Thursday 6 January 2011

January 6- Armaggedon

Like everyone she knew, Penelope expected the telegram every day. When it did come, then- so close to the end of the war, she later reflected, impossibly close- her grief was at least a sensation without surprise. She felt stunned, and still, and as though every cliche about death she had ever heard or said was suddenly both true and cliche no longer- but it was as though this was something she always knew would have to happen, and that it at least had the decency to have waited as long as it could.
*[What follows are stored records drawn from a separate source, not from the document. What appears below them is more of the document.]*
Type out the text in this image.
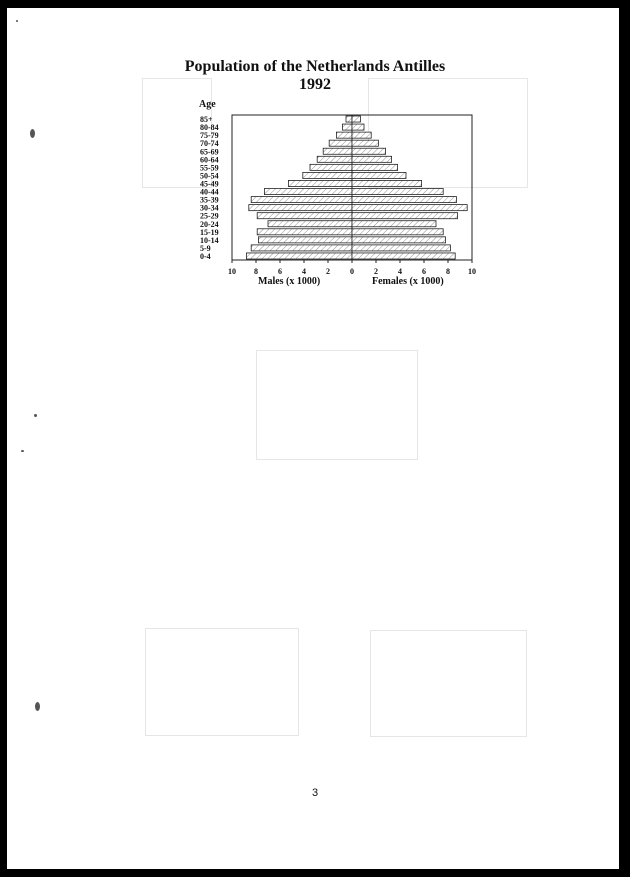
Population of the Netherlands Antilles
1992
Age
0-4
5-9
10-14
15-19
20-24
25-29
30-34
35-39
40-44
45-49
50-54
55-59
60-64
65-69
70-74
75-79
80-84
85+
10 8	6	4	2	0	2	4	6	8 10
Males (x 1000)	Females (x 1000)
3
And perhaps it was this lack of surprise that led her to dwell so much on the site of her husband's death- Megiddo, plain of the Holy Land, where his faith had held the final battle between good and evil would take place.

She imagined, of course, that anyone would have been spooked by a death so apparantly meaningful, and that anyone would -like her- have wondered over the following months whether the conflict her husband had died in was indeed the final battle after all, and that what the Bible described as the forces of evil in fact constituted the Ottoman Empire and associated hangers on. But over time she decided this was unlikely- the practices of the Ottomans, while mysterious to her, did not quite fit with her understanding of pure evil, and the grey and widowed world she inhabited could certainly never be called paradise. So she came to think that her husband's death indeed meant nothing, and that -for now, at least- nothing really did upon the earth.

Penelope was not buried where she was out of a desire to be close to her husband, or, as those close to her thought, a misguided sense of longing. Rather her grave sits on the Megiddo plain so that when her husband returns, one day, there will be someone there to tell him that he did die once, but now things are indeed worth fighting for again.